Seperti di sebutkan dari sloka di atas, setiap manusia memiliki Triguna yaitu sattwam, rajas, dan tamas. Sifat sattwam merupakan sifat baik, sifat rajas dan tamas aalah sifat yang kurang baik. Tetapi kedua jenis sifat ini harus ada dalam diri manusia, karena semua sifat-sifat tersebut menyebabkan manusia bisa maju dan mencapai tujuan. Ketiga sifat ini ada gunanya dalam diri manusia. Oleh karena itu Triguna ini sangat penting untuk dibina dan dikendalikan. Kerjasama Triguna dalam diri manusia sangat diperlukan. Ibarat sebuah mobil di dalam tersebut ada penumpang, setir, dan rem.
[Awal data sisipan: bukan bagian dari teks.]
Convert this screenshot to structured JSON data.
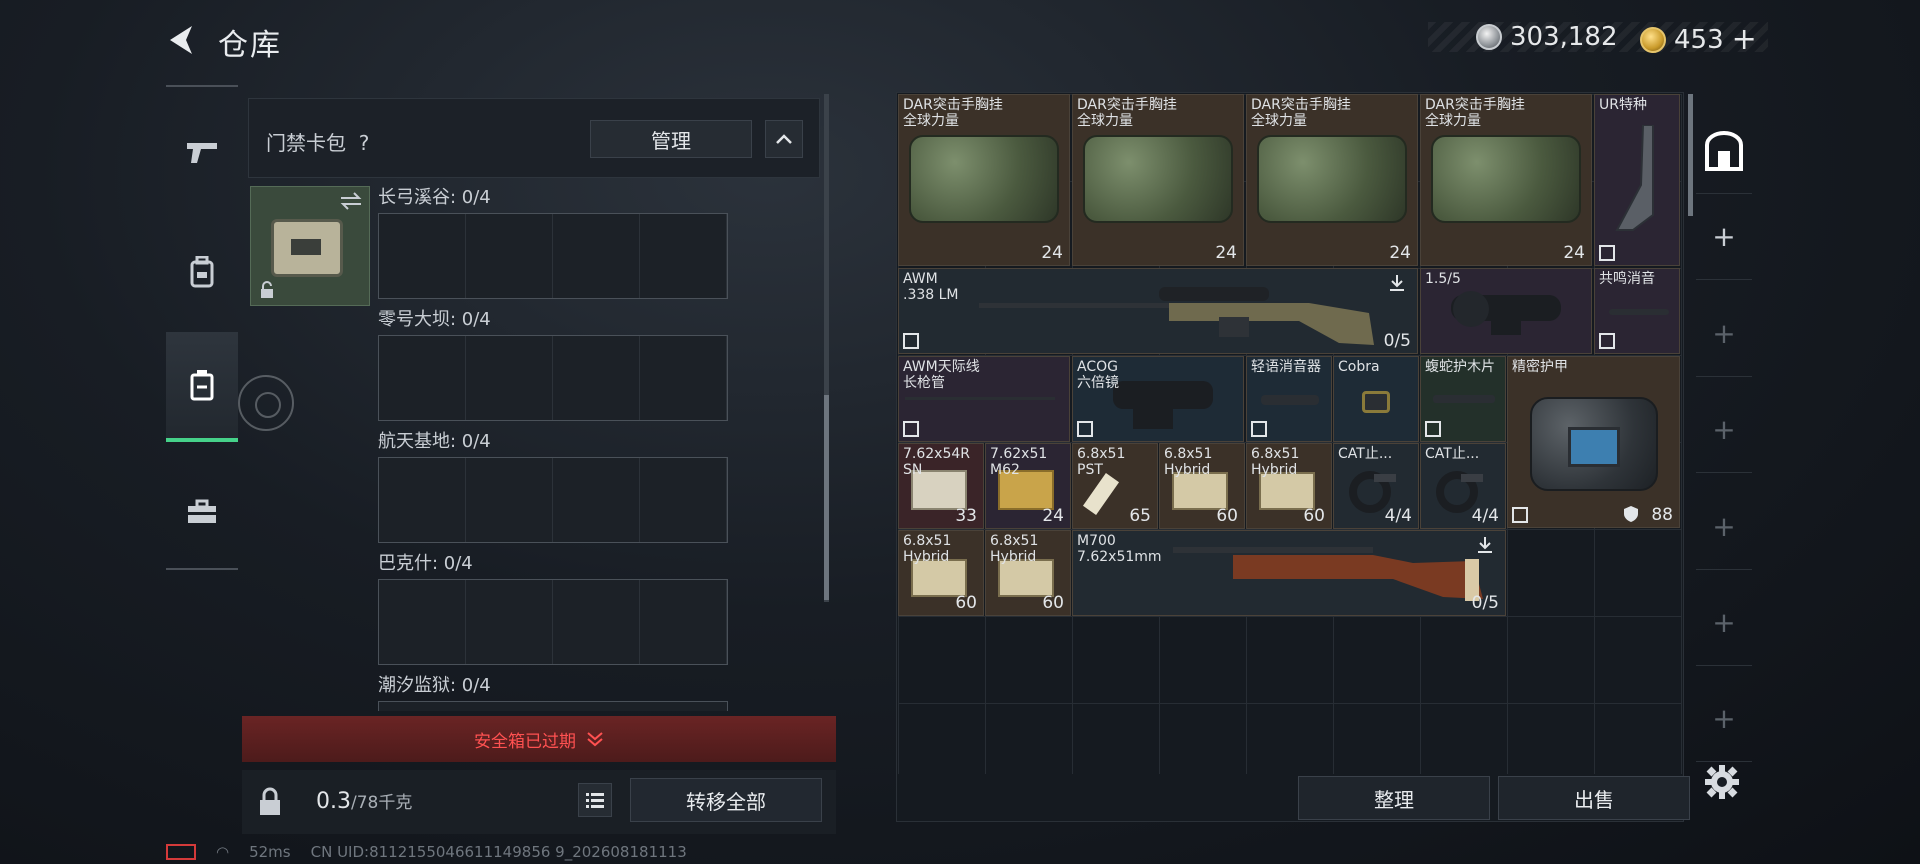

Majikan dan penumpang adalah Atma (antahkarana sarira), setir adalah ingatan dan sopirnya adalah Triguna. Penumpang/atma akan memerintah sopirnya untuk menggerakan mobil menuju ketempat tujuan. Masing-masing bagian Triguna ini akan memegang setir. Jika setir di pegang oleh tamas maka diamlah mobil itu. Jika dikemudikan oleh rajas maka mobil akan berlari kencang,kadang-kadang tanpa perhitungan dan kurang hati-hati sehingga sering mengalami kecelakaan. Oleh karena itu sepatutnyalah mobil itu di kendalikan/di kemudikan oleh sattwam karena dialah yang sabar, hati-hati, dan seimbang. Agar mobil ini bisa melaksanakan tugasnya dengan baik, maka harus bekerja sama dengan rajas agar mobil bisa bergerak. Jika sattwam dari awal sudah bekerja sama dengan tamas maka mobil tidak akan bergerak dan setirpun tidak ada gunanya. Dengan demikian kerjasama yang seimbang dari Triguna dalam tubuh manusia sangat diperlukan. Manusia harus bergerak atau berbuat (rajas) namun perbuatan itu harus dikendalikan oleh sattwam. Di lain pihak manusia juga harus beristirahat guna menjag kseimbangan tubuh (tamas).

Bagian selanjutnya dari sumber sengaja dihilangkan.